Gudrun Waltenberger*, 78 Jahre, Schneiderin, 3 Kinder, 4 Enkelkinder

Ich bin Jahr­gang 1937, mein Vater ist im Krieg gefal­len, mei­ne Mut­ter war Kriegs­wit­we. Vor ihrer Lebens­leis­tung habe ich gro­ßen Respekt. Sie gehört zur „Ver­ges­se­nen Gene­ra­ti­on“.
Die „Ver­ges­se­ne Gene­ra­ti­on“ hat zwei Krie­ge mit­ge­macht und ein Leben geführt, dass wir uns heu­te gar nicht mehr vor­stel­len kön­nen.

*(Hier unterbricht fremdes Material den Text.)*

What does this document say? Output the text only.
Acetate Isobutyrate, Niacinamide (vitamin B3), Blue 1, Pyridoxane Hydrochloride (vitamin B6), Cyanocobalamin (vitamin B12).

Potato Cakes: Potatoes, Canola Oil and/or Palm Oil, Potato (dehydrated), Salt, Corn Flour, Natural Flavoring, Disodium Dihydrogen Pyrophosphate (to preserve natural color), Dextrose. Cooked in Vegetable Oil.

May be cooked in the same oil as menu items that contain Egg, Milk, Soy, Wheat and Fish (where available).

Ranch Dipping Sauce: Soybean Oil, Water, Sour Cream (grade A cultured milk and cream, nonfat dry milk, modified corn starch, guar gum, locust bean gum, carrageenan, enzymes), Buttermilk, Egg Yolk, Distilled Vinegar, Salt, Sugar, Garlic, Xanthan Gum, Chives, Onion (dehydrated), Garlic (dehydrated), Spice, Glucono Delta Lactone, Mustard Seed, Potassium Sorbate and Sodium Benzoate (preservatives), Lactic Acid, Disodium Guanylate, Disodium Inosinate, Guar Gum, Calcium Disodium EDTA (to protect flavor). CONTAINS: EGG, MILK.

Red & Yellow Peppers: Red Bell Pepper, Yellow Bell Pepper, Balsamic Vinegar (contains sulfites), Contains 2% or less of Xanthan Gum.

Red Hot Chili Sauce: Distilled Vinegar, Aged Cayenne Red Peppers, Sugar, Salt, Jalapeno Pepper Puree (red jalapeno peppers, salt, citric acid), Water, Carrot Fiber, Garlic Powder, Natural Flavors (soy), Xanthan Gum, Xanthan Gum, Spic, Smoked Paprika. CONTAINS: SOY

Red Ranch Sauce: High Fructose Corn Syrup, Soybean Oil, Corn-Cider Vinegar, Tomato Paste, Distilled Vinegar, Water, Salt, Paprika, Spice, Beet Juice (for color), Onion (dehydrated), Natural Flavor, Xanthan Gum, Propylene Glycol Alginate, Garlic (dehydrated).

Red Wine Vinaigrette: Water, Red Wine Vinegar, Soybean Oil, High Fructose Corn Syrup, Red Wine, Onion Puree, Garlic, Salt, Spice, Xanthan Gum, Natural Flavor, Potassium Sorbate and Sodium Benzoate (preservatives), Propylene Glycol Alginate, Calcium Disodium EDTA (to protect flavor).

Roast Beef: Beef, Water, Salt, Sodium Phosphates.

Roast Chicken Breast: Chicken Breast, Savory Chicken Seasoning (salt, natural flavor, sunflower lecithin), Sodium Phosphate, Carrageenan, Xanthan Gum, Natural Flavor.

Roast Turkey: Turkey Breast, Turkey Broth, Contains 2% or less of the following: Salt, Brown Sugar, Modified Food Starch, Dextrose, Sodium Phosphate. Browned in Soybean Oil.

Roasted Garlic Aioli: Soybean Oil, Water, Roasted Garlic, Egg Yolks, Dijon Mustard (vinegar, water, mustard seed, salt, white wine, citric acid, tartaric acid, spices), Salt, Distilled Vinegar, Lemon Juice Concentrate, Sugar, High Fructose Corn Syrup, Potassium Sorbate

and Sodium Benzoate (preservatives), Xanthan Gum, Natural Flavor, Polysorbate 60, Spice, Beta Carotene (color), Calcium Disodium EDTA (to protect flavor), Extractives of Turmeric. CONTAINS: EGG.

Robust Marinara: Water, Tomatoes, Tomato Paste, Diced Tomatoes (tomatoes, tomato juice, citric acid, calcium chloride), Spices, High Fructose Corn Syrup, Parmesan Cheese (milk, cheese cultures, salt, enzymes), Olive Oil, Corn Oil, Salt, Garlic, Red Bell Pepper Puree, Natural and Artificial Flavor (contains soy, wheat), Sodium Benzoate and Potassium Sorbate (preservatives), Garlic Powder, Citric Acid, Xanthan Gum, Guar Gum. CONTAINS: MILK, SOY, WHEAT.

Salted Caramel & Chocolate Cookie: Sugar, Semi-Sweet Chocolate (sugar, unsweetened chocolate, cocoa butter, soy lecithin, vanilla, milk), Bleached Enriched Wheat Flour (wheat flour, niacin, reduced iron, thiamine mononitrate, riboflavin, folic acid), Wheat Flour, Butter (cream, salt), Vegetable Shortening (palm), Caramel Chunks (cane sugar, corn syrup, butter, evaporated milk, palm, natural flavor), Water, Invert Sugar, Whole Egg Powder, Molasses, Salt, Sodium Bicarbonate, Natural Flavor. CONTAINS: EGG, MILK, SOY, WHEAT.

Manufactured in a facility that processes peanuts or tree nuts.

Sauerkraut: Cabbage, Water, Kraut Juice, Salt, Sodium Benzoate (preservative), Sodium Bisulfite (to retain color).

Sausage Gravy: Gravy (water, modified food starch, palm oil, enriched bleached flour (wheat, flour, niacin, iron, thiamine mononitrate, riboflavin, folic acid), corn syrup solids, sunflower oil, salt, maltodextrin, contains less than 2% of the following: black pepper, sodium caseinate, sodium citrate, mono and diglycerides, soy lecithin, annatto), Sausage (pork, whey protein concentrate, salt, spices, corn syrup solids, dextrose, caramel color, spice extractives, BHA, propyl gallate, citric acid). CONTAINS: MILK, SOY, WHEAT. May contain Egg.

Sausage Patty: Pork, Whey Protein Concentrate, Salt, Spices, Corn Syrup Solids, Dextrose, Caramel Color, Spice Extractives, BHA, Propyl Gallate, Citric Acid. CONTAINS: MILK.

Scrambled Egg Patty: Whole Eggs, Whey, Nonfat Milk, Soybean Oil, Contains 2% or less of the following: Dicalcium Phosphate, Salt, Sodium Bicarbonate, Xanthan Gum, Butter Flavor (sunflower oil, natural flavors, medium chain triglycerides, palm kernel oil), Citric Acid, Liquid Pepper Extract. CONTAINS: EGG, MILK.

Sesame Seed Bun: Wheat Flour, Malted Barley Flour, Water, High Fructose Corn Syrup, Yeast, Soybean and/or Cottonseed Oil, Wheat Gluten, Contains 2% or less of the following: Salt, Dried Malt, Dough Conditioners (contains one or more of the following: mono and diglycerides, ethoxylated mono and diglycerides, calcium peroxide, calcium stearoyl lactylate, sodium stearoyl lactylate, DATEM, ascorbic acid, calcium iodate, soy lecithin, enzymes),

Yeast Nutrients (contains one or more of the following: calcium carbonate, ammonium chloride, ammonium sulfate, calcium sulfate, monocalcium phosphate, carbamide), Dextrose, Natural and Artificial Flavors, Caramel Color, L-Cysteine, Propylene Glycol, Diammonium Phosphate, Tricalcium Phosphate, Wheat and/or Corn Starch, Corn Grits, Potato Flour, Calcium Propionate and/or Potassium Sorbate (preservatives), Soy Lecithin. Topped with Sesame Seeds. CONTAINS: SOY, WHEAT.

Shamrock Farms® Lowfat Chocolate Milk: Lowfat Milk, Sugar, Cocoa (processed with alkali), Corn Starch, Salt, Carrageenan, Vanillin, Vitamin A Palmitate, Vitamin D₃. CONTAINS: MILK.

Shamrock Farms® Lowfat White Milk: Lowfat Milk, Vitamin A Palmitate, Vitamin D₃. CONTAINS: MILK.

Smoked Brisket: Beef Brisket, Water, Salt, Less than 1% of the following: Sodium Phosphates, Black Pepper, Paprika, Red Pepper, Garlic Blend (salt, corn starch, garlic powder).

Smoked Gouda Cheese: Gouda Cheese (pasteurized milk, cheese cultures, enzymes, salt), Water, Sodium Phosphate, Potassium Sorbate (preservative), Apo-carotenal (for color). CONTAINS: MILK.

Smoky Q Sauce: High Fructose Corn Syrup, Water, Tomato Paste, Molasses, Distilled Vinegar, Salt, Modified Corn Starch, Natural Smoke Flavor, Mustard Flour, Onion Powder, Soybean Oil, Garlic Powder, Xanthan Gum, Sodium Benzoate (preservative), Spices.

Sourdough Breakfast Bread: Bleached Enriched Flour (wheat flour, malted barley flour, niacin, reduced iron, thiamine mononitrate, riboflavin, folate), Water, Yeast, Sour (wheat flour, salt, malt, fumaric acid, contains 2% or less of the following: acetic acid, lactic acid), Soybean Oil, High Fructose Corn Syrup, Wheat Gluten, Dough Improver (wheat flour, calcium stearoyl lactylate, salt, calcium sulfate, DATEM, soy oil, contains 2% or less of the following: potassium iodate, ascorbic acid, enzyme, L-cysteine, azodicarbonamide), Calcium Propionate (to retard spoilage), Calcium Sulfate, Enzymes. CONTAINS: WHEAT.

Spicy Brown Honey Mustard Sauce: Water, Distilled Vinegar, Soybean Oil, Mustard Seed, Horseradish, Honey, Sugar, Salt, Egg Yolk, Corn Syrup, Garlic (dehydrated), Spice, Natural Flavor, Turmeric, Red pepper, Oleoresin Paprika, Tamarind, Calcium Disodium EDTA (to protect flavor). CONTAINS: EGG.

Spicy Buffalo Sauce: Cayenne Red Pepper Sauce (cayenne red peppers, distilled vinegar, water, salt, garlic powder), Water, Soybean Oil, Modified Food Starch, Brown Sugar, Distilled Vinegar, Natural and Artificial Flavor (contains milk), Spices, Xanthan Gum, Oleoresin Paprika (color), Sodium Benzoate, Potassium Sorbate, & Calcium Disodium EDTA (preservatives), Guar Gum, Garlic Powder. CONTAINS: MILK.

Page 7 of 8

Heu­te ist es schon fast selbst­ver­ständ­lich, dass Kriegs­op­fer psy­cho­lo­gi­sche Hil­fe bekom­men, um ihre trau­ma­ti­schen Erleb­nis­se zu bewäl­ti­gen.
Damals hat die­se Men­schen nie­mand gefragt, wie es ihnen denn geht – nach Ver­trei­bung oder Flucht aus der Hei­mat, Bom­ben­näch­ten oder dem Tod von Fami­li­en­mit­glie­dern. Es war eine ande­re Zeit.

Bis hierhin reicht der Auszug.